It's hard to believe it was almost 10 years ago that the Wachowski Brothers tipped Hollywood on its ear with 'The Matrix'. That movie successfully converted storytelling techniques pioneered in anime to live-action. The result: one of the most visually influential films of the 1990s.
Fans know well that the Matrix sputtered out in its sequels, introducing convoluted plot elements that drained the adrenaline energy from the series and left fans scratching their head.
Sadly, that whole experience is encapsulated in a single film their newest effort: 'Speed Racer'.
The film tells the story of young Speed Racer (Emile Hirsch), part of the Racer family which includes the patriarchal engineering genius Pops (John Goodman) as well as his driving wunderkind older-brother Rex (Scott Porter). Speed idolizes Rex and loves racing. Rex has a falling out with Pops when he decides to sign with a corporate sponsor, leaving Racer motors behind. Not long after he's killed in a race crash. Speed grows up to become Rex's equal behind the wheel but eventually finds himself in the same trap that Rex fell into, with greedy sponsors pressuring him to sign, and threatening to bring ruin on the Racer family of he doesn't.
That plot sure seems simple when encapsulated into a paragraph like that. How the Wachowskis manage to make it seem so gosh-darn convoluted on-screen is a puzzler.
The wildly uneven movie careens between wild action and tedious exposition. On the one hand you have the hyper-cartoony race sequences that mimic the old shows with glossy modern CGI effects. The energy generated by these is then promptly sapped by unnecessarily wordy expository sequences.
I suspect the Wachowskis were too often striving for something elegant and ornate when something simple (and perhaps clichéd) would have served the pacing of the movie better.
To set up the main conflict, the villain of the piece, Royalton, lectures Speed on the secret history of racing. The sequence seems as if it goes on for ten minutes. It's extremely tedious and as an adult, I really came away confused by what the message of the scene was.
A much simpler proclamation of "We're in it for the money. The races are fixed. They've always been fixed. We'll fix you and your family too if you don't get in line," would have served just as nicely and we could have been on to the next race.
The races are meant to be the showpiece of the movie.
In the same way "The Matrix" mined the ballistic ballet of "Ghost in the Shell" for its visual style, "Speed Racer" aims to replicate the cartoon world of the original show. It's an artificial place where racetracks built from an unknown material twist and arc through roller coaster loops. A place where cars can flip, fly and bounce off each other without exploding into fiery balls of wreckage (except when they're supposed to). In the world of "Speed Racer", the sky is always blue and the racing arena contains every color of the rainbow.

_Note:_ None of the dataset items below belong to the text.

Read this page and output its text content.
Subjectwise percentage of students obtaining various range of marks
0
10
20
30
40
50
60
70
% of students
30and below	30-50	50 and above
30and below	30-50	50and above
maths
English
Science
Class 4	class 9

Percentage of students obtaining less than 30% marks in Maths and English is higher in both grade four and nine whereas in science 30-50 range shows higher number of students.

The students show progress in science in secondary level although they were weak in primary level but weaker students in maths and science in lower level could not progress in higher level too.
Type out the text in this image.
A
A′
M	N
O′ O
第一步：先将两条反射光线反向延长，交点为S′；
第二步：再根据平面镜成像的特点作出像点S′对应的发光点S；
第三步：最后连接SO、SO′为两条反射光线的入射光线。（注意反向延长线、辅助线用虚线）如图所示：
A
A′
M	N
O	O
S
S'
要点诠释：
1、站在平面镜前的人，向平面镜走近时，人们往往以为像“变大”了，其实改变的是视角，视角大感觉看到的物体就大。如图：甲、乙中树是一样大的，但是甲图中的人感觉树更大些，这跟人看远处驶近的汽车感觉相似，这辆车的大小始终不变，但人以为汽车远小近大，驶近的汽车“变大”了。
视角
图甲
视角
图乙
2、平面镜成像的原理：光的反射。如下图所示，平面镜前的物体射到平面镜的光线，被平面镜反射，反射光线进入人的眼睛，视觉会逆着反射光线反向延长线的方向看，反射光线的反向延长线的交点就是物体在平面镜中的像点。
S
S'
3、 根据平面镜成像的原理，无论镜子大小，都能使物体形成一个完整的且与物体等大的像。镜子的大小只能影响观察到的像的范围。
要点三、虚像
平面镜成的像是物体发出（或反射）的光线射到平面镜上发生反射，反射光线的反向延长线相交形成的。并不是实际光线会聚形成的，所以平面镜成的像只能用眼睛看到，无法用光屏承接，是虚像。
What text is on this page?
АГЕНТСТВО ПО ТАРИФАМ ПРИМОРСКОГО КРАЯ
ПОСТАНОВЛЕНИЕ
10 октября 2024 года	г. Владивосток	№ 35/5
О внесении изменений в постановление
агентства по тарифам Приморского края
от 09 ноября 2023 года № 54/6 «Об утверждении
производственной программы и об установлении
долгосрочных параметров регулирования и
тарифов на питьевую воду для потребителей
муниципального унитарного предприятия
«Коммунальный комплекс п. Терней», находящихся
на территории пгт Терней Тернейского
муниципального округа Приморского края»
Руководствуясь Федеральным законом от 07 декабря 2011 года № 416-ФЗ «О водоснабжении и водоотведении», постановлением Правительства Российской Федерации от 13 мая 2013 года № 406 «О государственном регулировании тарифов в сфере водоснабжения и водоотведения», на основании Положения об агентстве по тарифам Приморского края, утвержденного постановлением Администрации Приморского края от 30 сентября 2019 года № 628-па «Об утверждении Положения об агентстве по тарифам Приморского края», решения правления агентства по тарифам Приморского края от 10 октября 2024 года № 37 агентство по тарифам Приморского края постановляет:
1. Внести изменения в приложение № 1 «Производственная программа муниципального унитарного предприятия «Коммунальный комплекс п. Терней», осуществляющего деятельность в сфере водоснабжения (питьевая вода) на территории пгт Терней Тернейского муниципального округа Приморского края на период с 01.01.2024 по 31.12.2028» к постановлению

Many will love the eye-candy portions of the movie. There are certainly several spectacular sequences that recall the cartoon but spin it in a compelling live-action way. Parts of it are truly beautiful. However, there are equally as many parts that just read to my eye like Easter eggs in a blender: the screen just seems a wash of luminous colors and glossy highlights, without any discernable shapes to latch onto.
I'm being serious when I caution epileptics to avoid this film.
Where the movie works best is in the scenes that conjure of a childlike sense of wonder. The core theme, that we need to be inspired, and also to work to inspire others, is a powerful one.
The premise of the movie, that the game is rigged to suit the greedy and that greed is robbing us of our sense of wonder…that premise should resonate loudly given the current state of the world. Sadly, the movie doesn't rise above its own artifice and fan those flames of inspiration.
Too ponderous for young children, too shallow for adults, 'Speed Racer' spins on for about an hour longer than it should. While there are touches of charm, wonder, humor and joy, 'Speed Racer' too often scrapes against the wall of its own, overwrought making.